Republican presidential candidate, Texas Gov. Rick Perry, steps off his campaign bus as he visits the Iowa State Fair in Des Moines, Iowa, Monday, Aug. 15, 2011. Charles Dharapak

White House hopeful Rick Perry came out of the gates swinging.

At a Monday appearance in Iowa, the Texas governor took aim at Federal Reserve Board Chairman Ben Bernanke for taking actions intended to boost the economy out the worst recession since the Great Depression.

"If this guy prints more money between now and the election, I dunno what y'all would do to him in Iowa but we would treat him pretty ugly down in Texas. Printing more money to play politics at this particular time in American history is almost treasonous in my opinion," Perry said when asked about his views on the Federal Reserve.

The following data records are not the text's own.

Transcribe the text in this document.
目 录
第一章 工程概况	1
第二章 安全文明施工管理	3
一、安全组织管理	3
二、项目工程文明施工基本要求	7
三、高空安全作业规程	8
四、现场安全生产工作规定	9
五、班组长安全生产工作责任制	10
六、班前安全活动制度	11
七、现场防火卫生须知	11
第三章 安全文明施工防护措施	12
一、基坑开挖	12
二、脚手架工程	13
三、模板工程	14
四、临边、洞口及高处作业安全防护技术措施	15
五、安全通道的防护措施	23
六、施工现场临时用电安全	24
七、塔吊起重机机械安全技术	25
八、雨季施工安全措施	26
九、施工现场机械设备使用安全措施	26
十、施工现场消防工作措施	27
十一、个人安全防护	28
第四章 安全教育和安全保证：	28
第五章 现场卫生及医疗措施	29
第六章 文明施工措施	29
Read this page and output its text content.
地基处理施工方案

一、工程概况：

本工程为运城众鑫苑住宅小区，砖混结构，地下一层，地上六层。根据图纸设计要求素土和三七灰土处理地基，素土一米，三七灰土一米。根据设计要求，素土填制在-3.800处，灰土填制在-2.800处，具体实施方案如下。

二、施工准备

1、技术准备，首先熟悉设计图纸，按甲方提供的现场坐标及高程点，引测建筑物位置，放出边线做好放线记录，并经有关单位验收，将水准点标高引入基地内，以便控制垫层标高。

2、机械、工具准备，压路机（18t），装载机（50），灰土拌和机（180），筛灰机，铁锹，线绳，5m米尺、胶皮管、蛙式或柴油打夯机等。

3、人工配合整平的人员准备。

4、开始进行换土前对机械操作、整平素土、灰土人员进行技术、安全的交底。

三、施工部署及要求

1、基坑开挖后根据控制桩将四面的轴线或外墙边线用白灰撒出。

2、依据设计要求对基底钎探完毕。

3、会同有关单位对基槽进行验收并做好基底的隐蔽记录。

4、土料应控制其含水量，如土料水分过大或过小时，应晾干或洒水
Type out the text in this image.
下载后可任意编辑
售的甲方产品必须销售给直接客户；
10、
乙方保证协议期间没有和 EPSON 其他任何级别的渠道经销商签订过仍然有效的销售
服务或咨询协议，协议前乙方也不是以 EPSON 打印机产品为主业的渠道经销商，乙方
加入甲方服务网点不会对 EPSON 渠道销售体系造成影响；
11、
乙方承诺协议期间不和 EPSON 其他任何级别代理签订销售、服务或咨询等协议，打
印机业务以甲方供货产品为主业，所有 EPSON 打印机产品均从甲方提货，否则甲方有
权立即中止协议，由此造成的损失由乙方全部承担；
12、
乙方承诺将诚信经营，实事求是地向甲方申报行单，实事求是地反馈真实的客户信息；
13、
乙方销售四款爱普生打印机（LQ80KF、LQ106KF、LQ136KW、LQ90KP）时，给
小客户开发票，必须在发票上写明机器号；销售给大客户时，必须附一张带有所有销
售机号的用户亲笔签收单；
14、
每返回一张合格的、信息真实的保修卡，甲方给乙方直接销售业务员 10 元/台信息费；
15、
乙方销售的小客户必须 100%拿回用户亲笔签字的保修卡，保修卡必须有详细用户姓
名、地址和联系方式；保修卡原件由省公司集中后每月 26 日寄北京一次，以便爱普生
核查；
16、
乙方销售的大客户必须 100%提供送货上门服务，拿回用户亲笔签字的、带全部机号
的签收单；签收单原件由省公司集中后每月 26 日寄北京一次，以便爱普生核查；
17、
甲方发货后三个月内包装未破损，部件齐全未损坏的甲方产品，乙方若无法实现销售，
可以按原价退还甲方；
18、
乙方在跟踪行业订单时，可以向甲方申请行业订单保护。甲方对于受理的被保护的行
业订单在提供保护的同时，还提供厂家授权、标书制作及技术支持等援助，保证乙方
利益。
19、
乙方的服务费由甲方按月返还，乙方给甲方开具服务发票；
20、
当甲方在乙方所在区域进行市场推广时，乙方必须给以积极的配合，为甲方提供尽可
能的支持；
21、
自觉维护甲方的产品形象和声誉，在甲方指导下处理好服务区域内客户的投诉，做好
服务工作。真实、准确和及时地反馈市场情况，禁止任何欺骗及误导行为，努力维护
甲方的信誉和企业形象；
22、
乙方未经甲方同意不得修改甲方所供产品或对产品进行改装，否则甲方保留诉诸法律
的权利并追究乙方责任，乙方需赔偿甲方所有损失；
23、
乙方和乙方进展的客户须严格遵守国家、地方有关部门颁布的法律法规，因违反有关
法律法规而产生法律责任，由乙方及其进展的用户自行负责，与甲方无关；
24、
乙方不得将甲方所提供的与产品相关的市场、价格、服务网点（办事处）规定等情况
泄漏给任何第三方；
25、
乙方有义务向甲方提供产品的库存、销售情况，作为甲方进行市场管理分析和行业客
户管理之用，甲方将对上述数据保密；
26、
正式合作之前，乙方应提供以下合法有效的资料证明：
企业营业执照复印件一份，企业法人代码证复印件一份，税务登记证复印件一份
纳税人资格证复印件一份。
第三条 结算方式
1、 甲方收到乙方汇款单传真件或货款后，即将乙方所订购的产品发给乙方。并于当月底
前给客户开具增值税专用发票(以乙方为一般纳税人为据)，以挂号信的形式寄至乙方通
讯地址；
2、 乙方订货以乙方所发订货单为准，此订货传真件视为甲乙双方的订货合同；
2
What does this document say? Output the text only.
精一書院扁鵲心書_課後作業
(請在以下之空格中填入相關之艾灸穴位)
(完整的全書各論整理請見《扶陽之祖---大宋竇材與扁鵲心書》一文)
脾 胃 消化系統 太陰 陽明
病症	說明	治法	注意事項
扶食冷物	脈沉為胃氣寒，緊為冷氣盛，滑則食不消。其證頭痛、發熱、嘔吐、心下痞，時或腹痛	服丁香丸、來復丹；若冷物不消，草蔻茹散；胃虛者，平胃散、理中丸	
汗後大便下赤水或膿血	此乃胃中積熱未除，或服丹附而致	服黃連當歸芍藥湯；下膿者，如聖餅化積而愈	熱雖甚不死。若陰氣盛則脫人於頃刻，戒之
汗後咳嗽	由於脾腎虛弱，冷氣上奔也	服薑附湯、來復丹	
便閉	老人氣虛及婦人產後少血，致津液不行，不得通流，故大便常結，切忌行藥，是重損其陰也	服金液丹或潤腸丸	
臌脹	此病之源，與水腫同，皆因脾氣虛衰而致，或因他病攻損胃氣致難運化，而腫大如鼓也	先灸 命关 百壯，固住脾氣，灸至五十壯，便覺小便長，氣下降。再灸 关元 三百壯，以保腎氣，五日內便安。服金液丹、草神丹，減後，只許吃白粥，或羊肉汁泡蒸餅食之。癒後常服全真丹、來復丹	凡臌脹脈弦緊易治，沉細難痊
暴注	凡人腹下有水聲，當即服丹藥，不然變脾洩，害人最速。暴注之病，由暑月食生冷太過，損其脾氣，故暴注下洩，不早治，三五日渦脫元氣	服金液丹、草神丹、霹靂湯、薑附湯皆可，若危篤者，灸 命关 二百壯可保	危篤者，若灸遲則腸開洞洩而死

Perry shook up the race for the Republican nomination when he announced his presidential bid Saturday.

Bernanke, who served as a top White House economist for President George W. Bush before he was tapped to the run the central bank, has lowered interest rates and overseen a host of extraordinary measures to revive the U.S. economy which was officially in recession from December 2007 through June 2009.

The Fed has bought trillions of dollars worth of bonds, purchases referred to as "quantitative easing." The second and supposedly final round of those purchases ended in June, though the Fed last week signaled it may be willing to pursue a third round of bond purchases if the economy remains weak.

The unemployment rate fell slightly to 9.1 percent in July, though the economy grew just 1.3 percent in the three months through June after growing at a 0.4 percent pace in the first three months of this year.

The Fed also took the unprecedented step of saying it intended to keep interest rates low for at least two more years as it anticipates weak economic conditions and a "subdued outlook for inflation over the medium run."

It is not clear what Perry meant by treating the former Princeton professor "pretty ugly" or even what he meant by "printing more money to play politics at this particular time." But his comments show a willingness to say things to grab attention and the question itself is a reminder that anxiety over the economy is at the top of voters' minds.

Rep. Ron Paul, a fellow Texan running for president, has made bashing the Fed a signature of his career and even wrote a book about it in 2009: "End the Fed." But Paul is not seen as likely to get the GOP nomination, while Perry is seen as a front-runner with former Massachusetts Governor Mitt Romney and Rep. Michele Bachmann of Minnesota.